Din, kulu, Hakk’a götüren yoldur. Hakikate erenin artık yola ihtiyacı yoktur dense de artık yolcu yoktur aslında. Önce ayetlere inanılır, sonra ayetlerin doğruluğu, bilinen bilimlerce, kanıtlanır. Her neye ve nereye bakarsanız bakın, her ne düşünürseniz düşünün, her şeyin ardında aynı, bir ve tek, hakikat vardır, basiretle idrak edilir. Bulduğumuz ve değerini bildiğimiz para bile bizim değildir. Doğada bulduğumuz ve değerini bildiğimiz ‘bilgi’, ‘bilgiler’ ve ‘ilim’ de bizim olamaz, ‘henüz bilemesek de bir sahibi olmalı’ denebilir.

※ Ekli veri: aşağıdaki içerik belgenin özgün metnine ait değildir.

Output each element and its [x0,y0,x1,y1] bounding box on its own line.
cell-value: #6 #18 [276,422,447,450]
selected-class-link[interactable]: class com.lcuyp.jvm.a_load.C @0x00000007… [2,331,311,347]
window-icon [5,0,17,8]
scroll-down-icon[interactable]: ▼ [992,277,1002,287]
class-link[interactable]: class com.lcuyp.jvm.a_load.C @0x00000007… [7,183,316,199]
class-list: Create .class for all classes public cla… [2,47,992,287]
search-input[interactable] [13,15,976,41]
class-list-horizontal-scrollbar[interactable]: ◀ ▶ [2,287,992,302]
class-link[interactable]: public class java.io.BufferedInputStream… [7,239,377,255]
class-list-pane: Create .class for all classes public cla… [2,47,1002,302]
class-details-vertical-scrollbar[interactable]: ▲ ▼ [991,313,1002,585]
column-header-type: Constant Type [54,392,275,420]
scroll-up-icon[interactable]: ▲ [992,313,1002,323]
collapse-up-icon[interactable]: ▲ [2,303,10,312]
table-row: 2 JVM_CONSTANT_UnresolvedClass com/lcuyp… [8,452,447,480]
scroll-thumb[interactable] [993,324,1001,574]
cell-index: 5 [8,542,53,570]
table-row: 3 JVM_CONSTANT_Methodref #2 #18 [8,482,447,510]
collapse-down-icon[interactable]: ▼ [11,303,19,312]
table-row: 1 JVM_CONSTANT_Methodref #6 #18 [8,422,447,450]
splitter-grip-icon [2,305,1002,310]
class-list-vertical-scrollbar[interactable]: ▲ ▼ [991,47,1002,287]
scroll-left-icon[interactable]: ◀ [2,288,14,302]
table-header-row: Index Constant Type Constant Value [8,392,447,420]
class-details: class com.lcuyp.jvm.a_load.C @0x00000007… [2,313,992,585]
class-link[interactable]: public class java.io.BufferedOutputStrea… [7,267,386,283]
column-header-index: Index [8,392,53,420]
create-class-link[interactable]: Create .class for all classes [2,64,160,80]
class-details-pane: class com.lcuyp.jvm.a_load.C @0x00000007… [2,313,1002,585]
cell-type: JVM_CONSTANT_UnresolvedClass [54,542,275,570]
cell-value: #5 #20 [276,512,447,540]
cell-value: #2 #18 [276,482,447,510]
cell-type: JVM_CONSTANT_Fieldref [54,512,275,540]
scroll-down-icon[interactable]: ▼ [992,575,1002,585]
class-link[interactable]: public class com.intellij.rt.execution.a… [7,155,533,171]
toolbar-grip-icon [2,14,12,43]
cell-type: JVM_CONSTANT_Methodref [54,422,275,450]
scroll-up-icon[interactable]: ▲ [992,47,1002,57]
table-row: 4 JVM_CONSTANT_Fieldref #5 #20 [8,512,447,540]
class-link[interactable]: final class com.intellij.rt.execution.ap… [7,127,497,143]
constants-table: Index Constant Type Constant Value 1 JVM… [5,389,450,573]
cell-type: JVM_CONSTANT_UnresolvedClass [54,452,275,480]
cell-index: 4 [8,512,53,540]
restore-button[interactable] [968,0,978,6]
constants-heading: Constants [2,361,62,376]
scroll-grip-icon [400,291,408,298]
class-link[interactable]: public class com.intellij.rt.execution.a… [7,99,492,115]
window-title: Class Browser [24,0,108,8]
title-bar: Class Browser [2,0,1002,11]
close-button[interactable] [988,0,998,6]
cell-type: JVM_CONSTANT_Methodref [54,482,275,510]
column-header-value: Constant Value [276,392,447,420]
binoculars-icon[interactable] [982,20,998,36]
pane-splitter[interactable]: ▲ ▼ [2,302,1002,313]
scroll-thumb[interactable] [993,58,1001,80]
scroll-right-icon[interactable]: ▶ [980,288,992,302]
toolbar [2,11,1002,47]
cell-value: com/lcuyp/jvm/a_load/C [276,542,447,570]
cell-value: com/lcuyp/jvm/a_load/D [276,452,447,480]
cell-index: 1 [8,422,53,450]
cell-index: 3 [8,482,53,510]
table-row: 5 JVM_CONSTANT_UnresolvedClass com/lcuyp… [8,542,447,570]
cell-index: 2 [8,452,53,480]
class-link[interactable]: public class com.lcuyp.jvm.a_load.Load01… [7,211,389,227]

Genellikle bilimsel ‘beyin fırtınaları’ sırasında veya özellikle muhabbete dönüşen dinî sohbetler sırasında öyle ‘laf lafı açar’ ki ‘bunlar benden olamaz’ dedirtir. Tatlı sohbetle, tatlı suya erilmiş olabilir. Hayretler içinde kalınabilir ve haşyet duyulabilir. Bu durumlarda öyle haz alınır, böyle sohbetler öyle zevk ve keyif verir ki bağımlılık yapar, mutluluk verir, tekrarı istenir, insan mest olarak kendinden geçebilir, Hak görünebilir!
Umarım, bizim muhabbetimiz sonunda da Hak görünür!